WooCommerce Rest API "woocommerce_rest_cannot_create"

Question

I am trying to post a Product into WooCommerce Rest API using Postman and following is the Code generated in Javascript using Postman

var settings = {
  "async": true,
  "crossDomain": true,
  "url": "http://woocommerce.dev/wp-json/wc/v1/products",
  "method": "POST",
  "headers": {
    "content-type": "application/json",
    "authorization": "OAuth oauth_consumer_key=\\\"ck_da643d25cb86d32dcf1c4a684ba0fdad4acd67ce\\\",oauth_signature_method=\\\"HMAC-SHA1\\\",oauth_timestamp=\\\"1469615598\\\",oauth_nonce=\\\"oOOqcB\\\",oauth_version=\\\"1.0\\\",oauth_signature=\\\"jf%2FepKymwW9IFlv7fwHFTA3aNs8%3D\\\"",
    "cache-control": "no-cache",
    "postman-token": "2202e03b-243e-96c5-8e77-fcc8919aedbc"
  },
  "processData": false,
  "data": "{\n  \"name\": \"Premium Quality\",\n  \"type\": \"simple\",\n  \"regular_price\": \"21.99\",\n  \"description\": \"Pellentesque habitant morbi tristique senectus et netus et malesuada fames ac turpis egestas. Vestibulum tortor quam, feugiat vitae, ultricies eget, tempor sit amet, ante. Donec eu libero sit amet quam egestas semper. Aenean ultricies mi vitae est. Mauris placerat eleifend leo.\",\n  \"short_description\": \"Pellentesque habitant morbi tristique senectus et netus et malesuada fames ac turpis egestas.\",\n  \"categories\": [\n    {\n      \"id\": 9\n    },\n    {\n      \"id\": 14\n    }\n  ],\n  \"images\": [\n    {\n      \"src\": \"http://demo.woothemes.com/woocommerce/wp-content/uploads/sites/56/2013/06/T_2_front.jpg\",\n      \"position\": 0\n    },\n    {\n      \"src\": \"http://demo.woothemes.com/woocommerce/wp-content/uploads/sites/56/2013/06/T_2_back.jpg\",\n      \"position\": 1\n    }\n  ]\n}"
}

$.ajax(settings).done(function (response) {
  console.log(response);
});

In return, I'm getting following response with status 401 unauthorized

{
  "code": "woocommerce_rest_cannot_create",
  "message": "Sorry, you are not allowed to create resources.",
  "data": {
    "status": 401
  }
}

Whereas with same credentials I can successfully get data with GET method at the same endpoint to get all products

http://woocommerce.dev/wp-json/wc/v1/products

Furthermore, in WooCommerce I've already given read/write permission to the user of this credentials

Answer 1

This what helped me after all those advices up was to set in simple JWT module

Protect endpoints enabled No Yes* - SET FOR YES!!!!!!!!!
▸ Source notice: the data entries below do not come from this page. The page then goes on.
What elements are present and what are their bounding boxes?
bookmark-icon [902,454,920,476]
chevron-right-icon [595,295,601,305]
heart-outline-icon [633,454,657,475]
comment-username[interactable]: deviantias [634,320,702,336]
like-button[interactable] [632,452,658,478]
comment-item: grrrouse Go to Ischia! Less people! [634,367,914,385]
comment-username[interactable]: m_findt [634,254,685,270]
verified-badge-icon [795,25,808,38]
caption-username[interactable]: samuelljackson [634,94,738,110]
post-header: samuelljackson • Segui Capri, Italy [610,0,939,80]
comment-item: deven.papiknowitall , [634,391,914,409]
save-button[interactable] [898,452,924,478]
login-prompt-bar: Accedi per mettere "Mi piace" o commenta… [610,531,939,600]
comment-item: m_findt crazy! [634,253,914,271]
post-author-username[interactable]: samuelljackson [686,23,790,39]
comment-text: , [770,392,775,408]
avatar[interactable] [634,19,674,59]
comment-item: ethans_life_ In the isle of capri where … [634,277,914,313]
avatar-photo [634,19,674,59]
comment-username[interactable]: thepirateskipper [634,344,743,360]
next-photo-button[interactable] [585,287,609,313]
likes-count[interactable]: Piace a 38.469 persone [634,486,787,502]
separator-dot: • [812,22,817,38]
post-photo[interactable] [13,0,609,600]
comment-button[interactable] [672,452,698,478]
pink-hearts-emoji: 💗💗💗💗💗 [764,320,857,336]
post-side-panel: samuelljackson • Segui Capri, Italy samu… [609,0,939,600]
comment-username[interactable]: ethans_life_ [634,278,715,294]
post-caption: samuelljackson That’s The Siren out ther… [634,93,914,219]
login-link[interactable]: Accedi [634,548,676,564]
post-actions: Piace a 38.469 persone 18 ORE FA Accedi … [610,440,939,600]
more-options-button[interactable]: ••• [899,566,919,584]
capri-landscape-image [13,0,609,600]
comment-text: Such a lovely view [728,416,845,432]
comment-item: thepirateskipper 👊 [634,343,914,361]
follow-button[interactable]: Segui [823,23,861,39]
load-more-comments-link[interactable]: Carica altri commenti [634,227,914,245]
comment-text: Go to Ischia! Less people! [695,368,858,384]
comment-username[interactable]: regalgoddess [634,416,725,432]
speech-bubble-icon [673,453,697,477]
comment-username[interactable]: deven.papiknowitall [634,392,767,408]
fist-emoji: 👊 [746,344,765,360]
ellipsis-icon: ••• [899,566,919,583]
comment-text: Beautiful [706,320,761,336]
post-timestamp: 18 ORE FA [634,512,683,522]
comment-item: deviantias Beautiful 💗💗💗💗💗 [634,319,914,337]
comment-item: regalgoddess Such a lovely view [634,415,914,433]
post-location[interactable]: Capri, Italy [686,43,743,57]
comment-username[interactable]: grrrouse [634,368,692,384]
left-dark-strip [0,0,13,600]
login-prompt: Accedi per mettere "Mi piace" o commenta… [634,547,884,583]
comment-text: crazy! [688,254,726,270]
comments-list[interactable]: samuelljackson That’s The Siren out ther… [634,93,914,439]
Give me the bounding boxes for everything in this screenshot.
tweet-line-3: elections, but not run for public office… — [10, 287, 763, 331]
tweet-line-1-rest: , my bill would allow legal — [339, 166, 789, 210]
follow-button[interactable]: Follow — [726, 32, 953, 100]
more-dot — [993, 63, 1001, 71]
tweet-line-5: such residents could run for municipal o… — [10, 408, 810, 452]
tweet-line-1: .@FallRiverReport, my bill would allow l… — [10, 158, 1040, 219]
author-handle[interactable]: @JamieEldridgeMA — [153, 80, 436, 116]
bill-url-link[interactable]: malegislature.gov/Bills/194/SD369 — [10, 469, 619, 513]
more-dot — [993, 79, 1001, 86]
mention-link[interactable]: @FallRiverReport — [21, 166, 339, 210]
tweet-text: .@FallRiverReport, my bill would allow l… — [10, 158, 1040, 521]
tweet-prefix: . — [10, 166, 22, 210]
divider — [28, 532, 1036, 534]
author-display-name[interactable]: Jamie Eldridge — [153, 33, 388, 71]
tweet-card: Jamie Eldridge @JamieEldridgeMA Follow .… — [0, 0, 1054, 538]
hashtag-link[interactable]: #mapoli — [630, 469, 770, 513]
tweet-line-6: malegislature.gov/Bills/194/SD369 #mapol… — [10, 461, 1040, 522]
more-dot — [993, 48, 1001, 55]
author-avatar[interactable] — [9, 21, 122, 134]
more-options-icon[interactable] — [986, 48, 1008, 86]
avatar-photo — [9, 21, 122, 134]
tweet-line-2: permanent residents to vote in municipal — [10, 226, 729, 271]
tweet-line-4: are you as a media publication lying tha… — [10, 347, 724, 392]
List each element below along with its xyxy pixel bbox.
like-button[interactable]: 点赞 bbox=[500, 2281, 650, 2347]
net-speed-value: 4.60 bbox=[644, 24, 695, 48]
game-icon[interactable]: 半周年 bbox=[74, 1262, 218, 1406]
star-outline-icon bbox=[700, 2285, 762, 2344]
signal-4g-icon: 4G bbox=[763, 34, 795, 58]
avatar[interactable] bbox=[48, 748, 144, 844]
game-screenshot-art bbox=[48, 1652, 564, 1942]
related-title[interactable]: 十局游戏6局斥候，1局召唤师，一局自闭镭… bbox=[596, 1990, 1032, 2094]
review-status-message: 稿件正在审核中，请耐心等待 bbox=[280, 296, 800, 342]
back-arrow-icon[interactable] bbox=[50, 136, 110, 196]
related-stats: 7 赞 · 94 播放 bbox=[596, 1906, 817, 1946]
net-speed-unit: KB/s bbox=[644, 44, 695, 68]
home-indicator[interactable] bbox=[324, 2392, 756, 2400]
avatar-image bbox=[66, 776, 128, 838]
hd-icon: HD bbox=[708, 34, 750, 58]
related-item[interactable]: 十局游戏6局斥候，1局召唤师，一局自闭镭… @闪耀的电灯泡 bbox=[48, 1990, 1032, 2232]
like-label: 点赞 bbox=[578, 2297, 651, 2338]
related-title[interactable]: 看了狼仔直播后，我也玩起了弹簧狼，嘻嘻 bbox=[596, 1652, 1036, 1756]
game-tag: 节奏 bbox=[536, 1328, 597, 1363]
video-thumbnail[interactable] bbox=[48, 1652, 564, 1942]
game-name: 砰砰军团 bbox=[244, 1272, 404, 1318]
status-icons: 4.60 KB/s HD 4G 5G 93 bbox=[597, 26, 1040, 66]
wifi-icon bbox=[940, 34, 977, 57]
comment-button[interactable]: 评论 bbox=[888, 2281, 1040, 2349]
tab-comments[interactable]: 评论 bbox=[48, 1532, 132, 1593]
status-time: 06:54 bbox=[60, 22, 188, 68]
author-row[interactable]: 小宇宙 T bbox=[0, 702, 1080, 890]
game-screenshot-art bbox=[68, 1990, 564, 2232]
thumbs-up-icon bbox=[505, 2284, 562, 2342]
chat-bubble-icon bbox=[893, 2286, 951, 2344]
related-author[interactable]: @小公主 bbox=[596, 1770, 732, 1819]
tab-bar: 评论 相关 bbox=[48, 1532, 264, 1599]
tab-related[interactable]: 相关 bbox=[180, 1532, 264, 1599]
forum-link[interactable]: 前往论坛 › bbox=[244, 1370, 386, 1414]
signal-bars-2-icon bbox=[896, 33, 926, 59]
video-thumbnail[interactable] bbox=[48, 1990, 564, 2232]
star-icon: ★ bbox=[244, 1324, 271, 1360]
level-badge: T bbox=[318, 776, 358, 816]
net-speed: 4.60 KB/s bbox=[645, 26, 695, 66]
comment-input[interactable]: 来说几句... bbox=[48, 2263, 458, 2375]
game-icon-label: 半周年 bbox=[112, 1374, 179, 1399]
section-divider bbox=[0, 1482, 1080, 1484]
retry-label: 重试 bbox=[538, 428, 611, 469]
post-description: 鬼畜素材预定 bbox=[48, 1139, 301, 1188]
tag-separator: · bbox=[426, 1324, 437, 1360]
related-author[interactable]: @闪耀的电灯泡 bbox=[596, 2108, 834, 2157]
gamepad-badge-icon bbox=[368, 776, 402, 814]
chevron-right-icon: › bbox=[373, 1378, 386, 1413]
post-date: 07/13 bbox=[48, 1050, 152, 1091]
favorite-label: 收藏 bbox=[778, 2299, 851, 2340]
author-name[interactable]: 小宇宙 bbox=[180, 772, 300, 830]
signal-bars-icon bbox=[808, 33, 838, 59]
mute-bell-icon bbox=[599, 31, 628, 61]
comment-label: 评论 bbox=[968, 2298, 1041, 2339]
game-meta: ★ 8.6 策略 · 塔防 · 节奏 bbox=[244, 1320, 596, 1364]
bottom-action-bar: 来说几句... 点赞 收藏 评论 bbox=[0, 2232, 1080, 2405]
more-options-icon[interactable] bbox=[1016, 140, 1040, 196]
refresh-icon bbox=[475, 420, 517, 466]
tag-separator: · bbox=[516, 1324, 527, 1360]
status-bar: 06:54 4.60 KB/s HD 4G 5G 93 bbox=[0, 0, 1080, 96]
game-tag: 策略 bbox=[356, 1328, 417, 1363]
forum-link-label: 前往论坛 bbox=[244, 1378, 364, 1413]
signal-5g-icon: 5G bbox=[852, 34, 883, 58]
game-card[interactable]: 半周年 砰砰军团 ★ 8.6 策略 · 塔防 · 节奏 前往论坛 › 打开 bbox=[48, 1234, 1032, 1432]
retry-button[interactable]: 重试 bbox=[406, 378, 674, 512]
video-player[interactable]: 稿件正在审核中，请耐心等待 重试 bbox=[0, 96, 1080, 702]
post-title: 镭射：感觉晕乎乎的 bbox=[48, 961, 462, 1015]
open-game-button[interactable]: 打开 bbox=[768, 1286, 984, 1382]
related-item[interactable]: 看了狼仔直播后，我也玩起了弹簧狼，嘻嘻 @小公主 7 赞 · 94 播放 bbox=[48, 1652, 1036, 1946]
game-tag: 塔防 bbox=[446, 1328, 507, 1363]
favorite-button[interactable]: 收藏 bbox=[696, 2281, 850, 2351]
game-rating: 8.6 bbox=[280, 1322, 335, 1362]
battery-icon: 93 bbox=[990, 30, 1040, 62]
The endpoints will require a JWT in order to be accessed. If no JWT is provided, rest endpoints will provide an error instead of the actual content.

Answer 2

Answer by @droa6 did not solve the issue for me

Running the endpoint through Postman showed that I had to use OAuth1.0 with for the request to work.

You can extrapolate to using the appropriate query string parameters for OAuth for your request

import axios from "axios"
import OAuth from "oauth"


const oauth = new OAuth({
  consumer: {
    key: process.env.NEXT_APP_WC_CONSUMER_KEY || "", // Replace with your WooCommerce consumer key
    secret: process.env.NEXT_APP_WC_CONSUMER_SECRET || "", // Replace with your WooCommerce consumer secret
  },
  signature_method: "HMAC-SHA1",
  hash_function(base_string, key) {
    return crypto.createHmac("sha1", key).update(base_string).digest("base64");
  },
});

await axios.post(
      `${process.env.NEXT_PUBLIC_WORDPRESS_URL}wp-json/wc/v3/orders`,
      req.body,
      {
        params: oauth.authorize({
          url: `${process.env.NEXT_PUBLIC_WORDPRESS_URL}wp-json/wc/v3/orders`,
          method: "POST",
        }),
        headers: {
          "Content-Type": "application/json",
        },
      }
    );

Answer 3

After almost 2 nights researching on this, it was related with this issue: https://github.com/WP-API/Basic-Auth/issues/35

Modify your .htaccess to make the Basic auth work, like this comment indicates: https://github.com/WP-API/Basic-Auth/issues/35#issuecomment-244001216

<IfModule mod_rewrite.c>
RewriteEngine On
RewriteRule .* - [E=HTTP_AUTHORIZATION:%{HTTP:Authorization}]
</IfModule>

The rule has to be the first rewrite rule in the block.